How can cardiac sarcoidosis be identified when myocardial tissue lacks visible granulomatous inflammation? In the European Heart Journal, high-plex spatial protein analysis was used to characterize the immunologic, fibrotic, and metabolic landscape of cardiac sarcoidosis (CS) using archival human cardiac tissue.

The retrospective tissue-based study analyzed cardiac samples from 64 patients, including 39 with CS and 25 controls without CS. Tissue sections underwent spatial protein profiling using a high-plex digital spatial analysis platform. Regions of interest (ROIs) with and without granulomatous inflammation were selected. ROIs were further subdivided into areas of illumination to separately analyze protein abundance in myocytes, stroma, and vascular compartments. A 79-protein panel characterized immune and parenchymal cell populations. Differential protein abundance was evaluated using mixed-effects modeling.

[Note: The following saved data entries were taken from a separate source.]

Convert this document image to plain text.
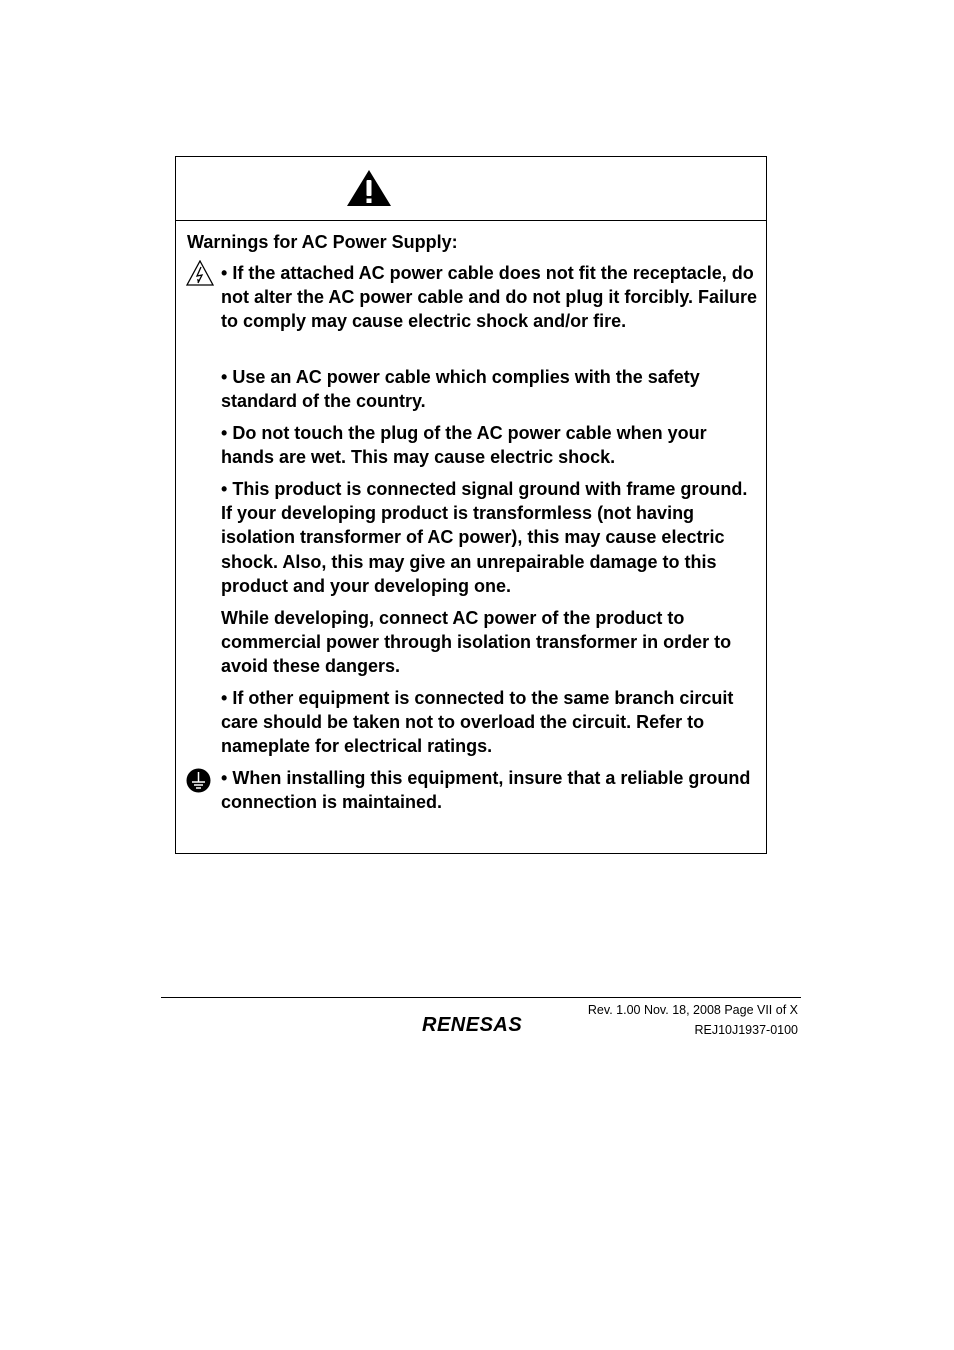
Warnings for AC Power Supply:

• If the attached AC power cable does not fit the receptacle, do not alter the AC power cable and do not plug it forcibly. Failure to comply may cause electric shock and/or fire.

• Use an AC power cable which complies with the safety standard of the country.

• Do not touch the plug of the AC power cable when your hands are wet. This may cause electric shock.

• This product is connected signal ground with frame ground. If your developing product is transformless (not having isolation transformer of AC power), this may cause electric shock. Also, this may give an unrepairable damage to this product and your developing one.

While developing, connect AC power of the product to commercial power through isolation transformer in order to avoid these dangers.

• If other equipment is connected to the same branch circuit care should be taken not to overload the circuit. Refer to nameplate for electrical ratings.

• When installing this equipment, insure that a reliable ground connection is maintained.

RENESAS
Rev. 1.00 Nov. 18, 2008 Page VII of X
REJ10J1937-0100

Spatial proteomic analysis demonstrated marked heterogeneity within individual sarcoidosis granulomas and between granulomas. In inflammation-free ROIs from CS hearts, protein abundance varied according to proximity to granulomatous inflammation, forming a distance-dependent gradient. A predictive model incorporating seven proteins differentiated inflammation-free CS ROIs from control ROIs with 95.9% accuracy and an area under the receiver operating characteristic curve of 0.993.

Spatial proteomics identified a distinct immune signature in CS tissue lacking overt inflammation and provided diagnostic information relevant to myocardial biopsy evaluation.